Der Pfarrer Alois Daisenberger hat ja bewusst die Form der Genossenschaft gewählt, um die Brauerei auf ein breites Fundament zu stellen und möglichst viele Mitglieder zu vereinen. Und durch die Genossenschaft haben wir viele Eigentümer. Es ist niemandem möglich, alleine zu bestimmen oder sogar nur eine Richtung vorzugeben. Ob man als Genosse bei uns 20 Anteile besitzt oder nur einen, man hat mir nur eine Stimme. Und damit ist die Mitgliederstruktur schon auch eine Art Schutz vor feindlichen Übernahmen, die heutzutage jederzeit und überall möglich geworden sind.

Was lieben Sie persönlich an der Klosterbrauerei Reutberg?

Die Klosterbrauerei ist für mich persönlich eine Herzensangelegenheit. Ich bin seit 25 Jahren dabei, hier hatte ich meine erste Anstellung überhaupt nach dem Studium. Es handelt sich ja um eine überschaubare Brauerei, in der man nicht einfach in eine Abteilung gezwängt wird. Man wird in viele Bereich miteinbezogen. Und natürlich schätze ich die Lage. Nebenan gibt es das Bräustüberl mit der Sonnenterrasse mit gutem Essen und natürlich gutem Bier, das wirklich einen Ausflug wert ist. Und ich habe hier mein persönliches Glück gefunden. Ich habe meine Frau hier kennengelernt, womit mein Herz natürlich umso mehr mit dem Ort verbunden ist.

Allgemein fällt uns bei unserem Besuch in der Klosterbrauerei eine sehr familiäre Stimmung unter den MitarbeiterInnen auf.
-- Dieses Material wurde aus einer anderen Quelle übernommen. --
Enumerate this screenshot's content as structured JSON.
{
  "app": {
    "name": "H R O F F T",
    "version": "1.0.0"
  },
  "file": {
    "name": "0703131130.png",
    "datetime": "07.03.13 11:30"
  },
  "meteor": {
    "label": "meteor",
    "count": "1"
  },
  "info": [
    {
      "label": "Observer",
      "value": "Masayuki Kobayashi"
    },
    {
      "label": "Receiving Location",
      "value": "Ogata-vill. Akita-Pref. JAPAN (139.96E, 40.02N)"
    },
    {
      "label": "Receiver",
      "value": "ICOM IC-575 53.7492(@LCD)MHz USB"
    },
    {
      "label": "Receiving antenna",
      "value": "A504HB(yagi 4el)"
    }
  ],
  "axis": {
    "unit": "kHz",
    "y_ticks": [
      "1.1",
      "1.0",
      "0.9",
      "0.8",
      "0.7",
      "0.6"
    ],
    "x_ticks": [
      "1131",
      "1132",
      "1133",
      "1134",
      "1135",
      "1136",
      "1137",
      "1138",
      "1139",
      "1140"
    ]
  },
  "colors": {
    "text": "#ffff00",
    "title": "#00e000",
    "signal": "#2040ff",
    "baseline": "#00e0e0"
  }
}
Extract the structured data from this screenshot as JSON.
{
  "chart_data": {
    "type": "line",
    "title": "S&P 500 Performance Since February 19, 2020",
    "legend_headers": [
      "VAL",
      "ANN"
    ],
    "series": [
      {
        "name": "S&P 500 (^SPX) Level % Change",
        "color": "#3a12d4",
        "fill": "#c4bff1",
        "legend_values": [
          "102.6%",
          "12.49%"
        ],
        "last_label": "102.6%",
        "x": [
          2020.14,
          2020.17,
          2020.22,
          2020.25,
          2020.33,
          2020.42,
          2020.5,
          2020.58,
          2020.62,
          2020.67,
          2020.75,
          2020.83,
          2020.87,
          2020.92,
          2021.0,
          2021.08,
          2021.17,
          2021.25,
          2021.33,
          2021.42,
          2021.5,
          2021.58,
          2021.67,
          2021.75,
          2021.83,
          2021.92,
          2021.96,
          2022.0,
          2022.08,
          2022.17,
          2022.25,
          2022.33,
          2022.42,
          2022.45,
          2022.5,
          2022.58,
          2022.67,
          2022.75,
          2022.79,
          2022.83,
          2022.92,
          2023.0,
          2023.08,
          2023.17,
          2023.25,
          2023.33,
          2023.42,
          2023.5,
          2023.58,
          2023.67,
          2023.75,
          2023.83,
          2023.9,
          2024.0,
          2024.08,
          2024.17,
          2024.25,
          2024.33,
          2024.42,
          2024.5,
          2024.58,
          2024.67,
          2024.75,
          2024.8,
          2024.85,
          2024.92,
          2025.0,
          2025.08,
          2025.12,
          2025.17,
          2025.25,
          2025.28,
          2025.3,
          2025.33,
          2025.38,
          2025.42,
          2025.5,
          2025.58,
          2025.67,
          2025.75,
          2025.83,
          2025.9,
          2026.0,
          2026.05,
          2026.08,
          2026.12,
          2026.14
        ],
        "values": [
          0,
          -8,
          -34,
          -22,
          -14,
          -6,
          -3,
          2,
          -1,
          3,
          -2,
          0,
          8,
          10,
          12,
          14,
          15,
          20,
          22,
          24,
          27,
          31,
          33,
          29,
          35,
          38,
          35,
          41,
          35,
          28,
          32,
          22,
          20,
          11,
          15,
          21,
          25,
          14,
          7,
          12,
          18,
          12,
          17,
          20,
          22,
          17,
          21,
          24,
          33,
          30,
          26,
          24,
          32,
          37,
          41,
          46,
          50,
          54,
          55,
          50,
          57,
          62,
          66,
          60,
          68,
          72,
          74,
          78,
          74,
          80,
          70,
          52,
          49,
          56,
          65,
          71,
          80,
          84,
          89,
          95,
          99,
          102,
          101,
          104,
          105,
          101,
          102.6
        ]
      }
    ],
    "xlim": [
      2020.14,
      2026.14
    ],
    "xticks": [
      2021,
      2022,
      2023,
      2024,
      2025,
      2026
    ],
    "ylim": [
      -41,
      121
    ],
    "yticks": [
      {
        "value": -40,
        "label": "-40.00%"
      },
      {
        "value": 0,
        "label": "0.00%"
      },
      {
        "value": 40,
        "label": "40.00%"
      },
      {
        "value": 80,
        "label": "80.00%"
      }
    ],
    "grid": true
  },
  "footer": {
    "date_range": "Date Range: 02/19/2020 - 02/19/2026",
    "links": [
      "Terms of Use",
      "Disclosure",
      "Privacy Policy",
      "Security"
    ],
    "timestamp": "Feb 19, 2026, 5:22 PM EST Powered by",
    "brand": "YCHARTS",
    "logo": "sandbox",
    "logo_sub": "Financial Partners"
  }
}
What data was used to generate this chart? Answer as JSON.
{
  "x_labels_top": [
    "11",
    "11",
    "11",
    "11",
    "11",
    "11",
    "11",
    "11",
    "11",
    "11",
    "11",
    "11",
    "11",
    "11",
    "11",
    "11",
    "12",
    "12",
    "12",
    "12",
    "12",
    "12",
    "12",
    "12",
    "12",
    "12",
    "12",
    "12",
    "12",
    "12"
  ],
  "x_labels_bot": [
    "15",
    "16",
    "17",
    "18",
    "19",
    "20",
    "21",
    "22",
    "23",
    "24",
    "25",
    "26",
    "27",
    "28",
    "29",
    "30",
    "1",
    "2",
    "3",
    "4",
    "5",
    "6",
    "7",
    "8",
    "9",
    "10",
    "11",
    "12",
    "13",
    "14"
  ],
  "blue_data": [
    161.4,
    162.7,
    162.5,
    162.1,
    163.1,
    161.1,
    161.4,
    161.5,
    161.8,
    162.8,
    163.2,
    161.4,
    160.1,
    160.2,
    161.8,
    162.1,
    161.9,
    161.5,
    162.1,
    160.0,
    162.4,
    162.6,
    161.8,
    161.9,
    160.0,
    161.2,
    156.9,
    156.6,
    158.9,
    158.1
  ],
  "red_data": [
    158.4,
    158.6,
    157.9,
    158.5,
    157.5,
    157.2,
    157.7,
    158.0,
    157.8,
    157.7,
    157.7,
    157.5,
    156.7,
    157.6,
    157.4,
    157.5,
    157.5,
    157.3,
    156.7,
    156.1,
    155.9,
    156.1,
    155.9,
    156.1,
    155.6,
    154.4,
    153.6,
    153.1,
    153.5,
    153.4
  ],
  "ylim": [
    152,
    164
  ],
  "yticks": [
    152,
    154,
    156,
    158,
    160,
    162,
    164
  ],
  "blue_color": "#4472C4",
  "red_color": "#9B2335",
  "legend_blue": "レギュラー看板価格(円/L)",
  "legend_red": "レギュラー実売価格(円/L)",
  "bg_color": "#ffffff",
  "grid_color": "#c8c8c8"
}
Es ist schon so, dass hier alle unterschiedlich sind, aus unterschiedlichen Regionen kommen, jeder seine eigene Einstellung hat. Aber hier soll jeder gleich berücksichtigt und gesehen werden. Wir bilden regelmäßig aus. Bei uns in der Produktion sind nahezu alle aus dem eigenen Stall, wenn ich das so sagen darf. Das schafft natürlich eine besondere Beziehung zur Arbeit. Und bei einigen haben die Eltern hier sogar bereits gearbeitet. Das fördert natürlich sehr unseren Gedanken, den Reutberg-Geist.